The bushveld anywhere – but especially in the Waterberg – at this time of year is a perfect antidote to the depressing city rat race.
I’ve been heading to the bushveld for the last 20 years, after discovering its charms in the pre-1994 years when I was covering right-wing politics. The one positive thing about some of these rightwingers – apart from their great hospitality (as long as you were white) – was that many of them lived in places like this. You could almost understand their bitter-einder attitude to allowing someone else to control this country.

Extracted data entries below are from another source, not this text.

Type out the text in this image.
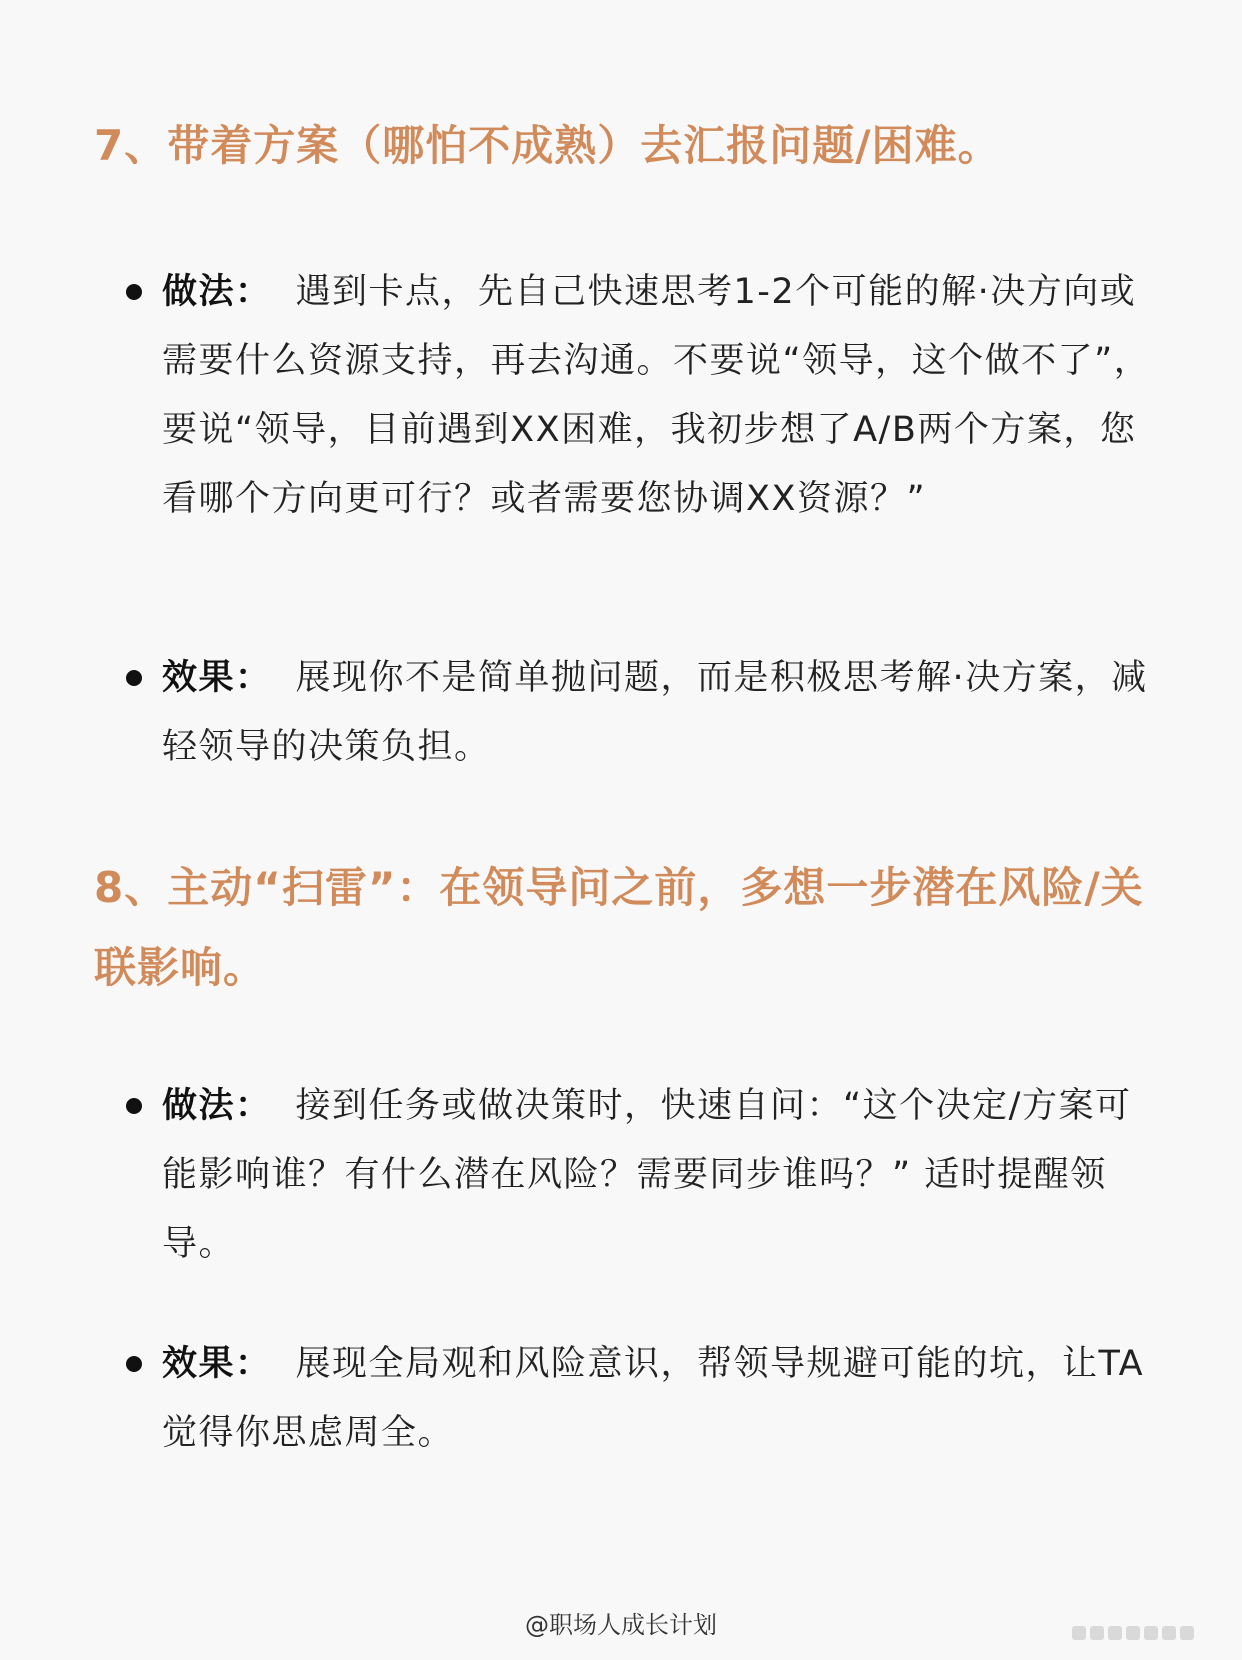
7、带着方案（哪怕不成熟）去汇报问题/困难。
做法： 遇到卡点，先自己快速思考1-2个可能的解·决方向或需要什么资源支持，再去沟通。不要说“领导，这个做不了”，要说“领导，目前遇到XX困难，我初步想了A/B两个方案，您看哪个方向更可行？或者需要您协调XX资源？”
效果： 展现你不是简单抛问题，而是积极思考解·决方案，减轻领导的决策负担。
8、主动“扫雷”：在领导问之前，多想一步潜在风险/关联影响。
做法： 接到任务或做决策时，快速自问：“这个决定/方案可能影响谁？有什么潜在风险？需要同步谁吗？” 适时提醒领导。
效果： 展现全局观和风险意识，帮领导规避可能的坑，让TA觉得你思虑周全。
@职场人成长计划
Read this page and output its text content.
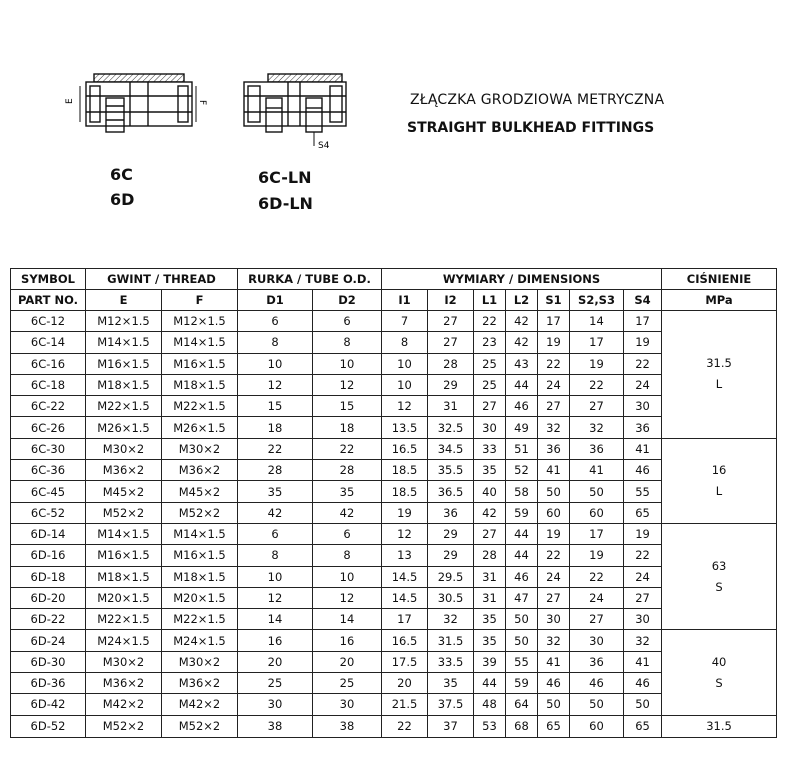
E	F
S4
6C
6D
6C-LN
6D-LN
ZŁĄCZKA GRODZIOWA METRYCZNA
STRAIGHT BULKHEAD FITTINGS
SYMBOL	GWINT / THREAD		RURKA / TUBE O.D.		WYMIARY / DIMENSIONS							CIŚNIENIE
PART NO.	E	F	D1	D2	I1	I2	L1	L2	S1	S2,S3	S4	MPa
6C-12	M12×1.5	M12×1.5	6	6	7	27	22	42	17	14	17	31.5
L

6C-14	M14×1.5	M14×1.5	8	8	8	27	23	42	19	17	19	
6C-16	M16×1.5	M16×1.5	10	10	10	28	25	43	22	19	22	
6C-18	M18×1.5	M18×1.5	12	12	10	29	25	44	24	22	24	
6C-22	M22×1.5	M22×1.5	15	15	12	31	27	46	27	27	30	
6C-26	M26×1.5	M26×1.5	18	18	13.5	32.5	30	49	32	32	36	
6C-30	M30×2	M30×2	22	22	16.5	34.5	33	51	36	36	41	16
L

6C-36	M36×2	M36×2	28	28	18.5	35.5	35	52	41	41	46	
6C-45	M45×2	M45×2	35	35	18.5	36.5	40	58	50	50	55	
6C-52	M52×2	M52×2	42	42	19	36	42	59	60	60	65	
6D-14	M14×1.5	M14×1.5	6	6	12	29	27	44	19	17	19	63
S

6D-16	M16×1.5	M16×1.5	8	8	13	29	28	44	22	19	22	
6D-18	M18×1.5	M18×1.5	10	10	14.5	29.5	31	46	24	22	24	
6D-20	M20×1.5	M20×1.5	12	12	14.5	30.5	31	47	27	24	27	
6D-22	M22×1.5	M22×1.5	14	14	17	32	35	50	30	27	30	
6D-24	M24×1.5	M24×1.5	16	16	16.5	31.5	35	50	32	30	32	40
S

6D-30	M30×2	M30×2	20	20	17.5	33.5	39	55	41	36	41	
6D-36	M36×2	M36×2	25	25	20	35	44	59	46	46	46	
6D-42	M42×2	M42×2	30	30	21.5	37.5	48	64	50	50	50	
6D-52	M52×2	M52×2	38	38	22	37	53	68	65	60	65	31.5
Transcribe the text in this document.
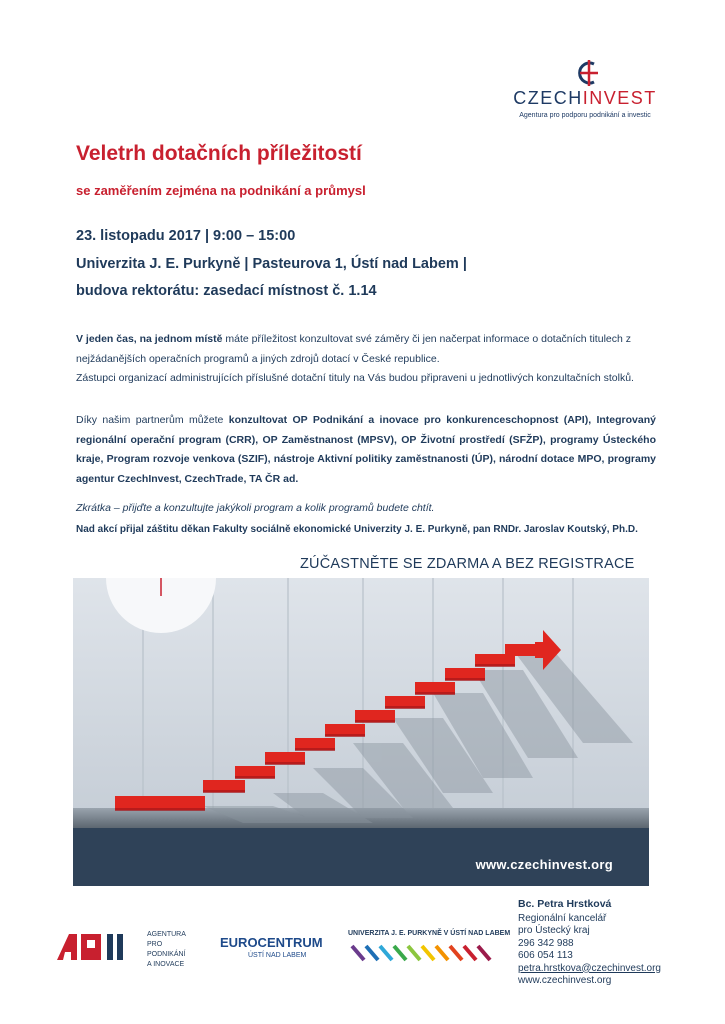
CZECHINVEST
Agentura pro podporu podnikání a investic
Veletrh dotačních příležitostí
se zaměřením zejména na podnikání a průmysl
23. listopadu 2017 | 9:00 – 15:00
Univerzita J. E. Purkyně | Pasteurova 1, Ústí nad Labem |
budova rektorátu: zasedací místnost č. 1.14
V jeden čas, na jednom místě máte příležitost konzultovat své záměry či jen načerpat informace o dotačních titulech z nejžádanějších operačních programů a jiných zdrojů dotací v České republice.
Zástupci organizací administrujících příslušné dotační tituly na Vás budou připraveni u jednotlivých konzultačních stolků.
Díky našim partnerům můžete konzultovat OP Podnikání a inovace pro konkurenceschopnost (API), Integrovaný regionální operační program (CRR), OP Zaměstnanost (MPSV), OP Životní prostředí (SFŽP), programy Ústeckého kraje, Program rozvoje venkova (SZIF), nástroje Aktivní politiky zaměstnanosti (ÚP), národní dotace MPO, programy agentur CzechInvest, CzechTrade, TA ČR ad.
Zkrátka – přijďte a konzultujte jakýkoli program a kolik programů budete chtít.
Nad akcí přijal záštitu děkan Fakulty sociálně ekonomické Univerzity J. E. Purkyně, pan RNDr. Jaroslav Koutský, Ph.D.
ZÚČASTNĚTE SE ZDARMA A BEZ REGISTRACE
www.czechinvest.org
AGENTURA
PRO PODNIKÁNÍ
A INOVACE
EUROCENTRUM
ÚSTÍ NAD LABEM
UNIVERZITA J. E. PURKYNĚ V ÚSTÍ NAD LABEM
Bc. Petra Hrstková
Regionální kancelář
pro Ústecký kraj
296 342 988
606 054 113
petra.hrstkova@czechinvest.org
www.czechinvest.org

Many was the time I’d pull over to the side of a country road, switch off the engine and just breathe in the essence of the place, the only sounds being the rustling wind and the ticking of hot metal in the car as it cooled down.
And, one of the best things about the bushveld is being able to walk around. Many game places these days harbour large and dangerous animals and getting about on foot by yourself is outlawed. However, while you may see the Big Five and all manner of interesting animals and birds from a vehicle on a game drive, it’s not the same as Being There, of having Africa descend around you like a comforting cloak.
A bushveld break should, above all, include the opportunity to walk and to be alone.
At Izintaba, which is in the Melk Rivier area outside Vaalwater, about 70km from Modimolle (aka Nylstroom), that’s exactly what you can do. On the 1 200-hectare reserve, there are plenty of roads and trails, which allow meandering or even serious hiking. The game is safe… there are leopards in the area and there have been sightings of a wandering pack of wild dogs, but nothing you should be concerned about.
On a late afternoon walk, as dusk is descending, I see what looks like a little white dog in the bush. I watch it for a while, with the naked eye and then through binoculars… but my wife can’t see it. Later, owner Nikki tells us they have an albino bat-eared fox on the property and that must have been what I saw.
The next afternoon, as we enjoy coffee next to the dam, an excited Andrew, Nikki’s husband, drives up to tell us that they have seen the bat-eared foxes and they’re headed our way. We wait and are privileged to see not only the white one but his three brown family members jogging along with him. I’ve never seen a bat-eared fox – never mind a white one – and the two sightings make the visit to Izintaba one to remember.
Izintaba has a number of well-equipped thatched cottages, as well as a communal pool set among the rocks – for the warmer times. The beds are perfect for an afternoon snooze or a place to read your book. There are all manner of walks you can do, as well as drives… some of which are 4x4 or require a car with good ground clearance. My Subaru Forester coped easily, so it’s nothing to be worried about if you have an all-wheel-drive. But, as I said, walking is the way to do it.
As the sun sinks, there are two lookout points – wooden decks which elevate you above the mopane and terminalia trees – where you can take your drinks.
For the more energetic, there’s a small dam on the property and you can row or paddle around in boats.
Best of all, you can sit around a braai fire – or inside around a fireplace in the thatched cottages – and discuss your day.
Or, as I did, once everyone else had gone inside and the cold blanket of night had descended, you can sit with your glass of red wine and watch the moon come up over the terminalias.
Life’s simplest pleasures are the best.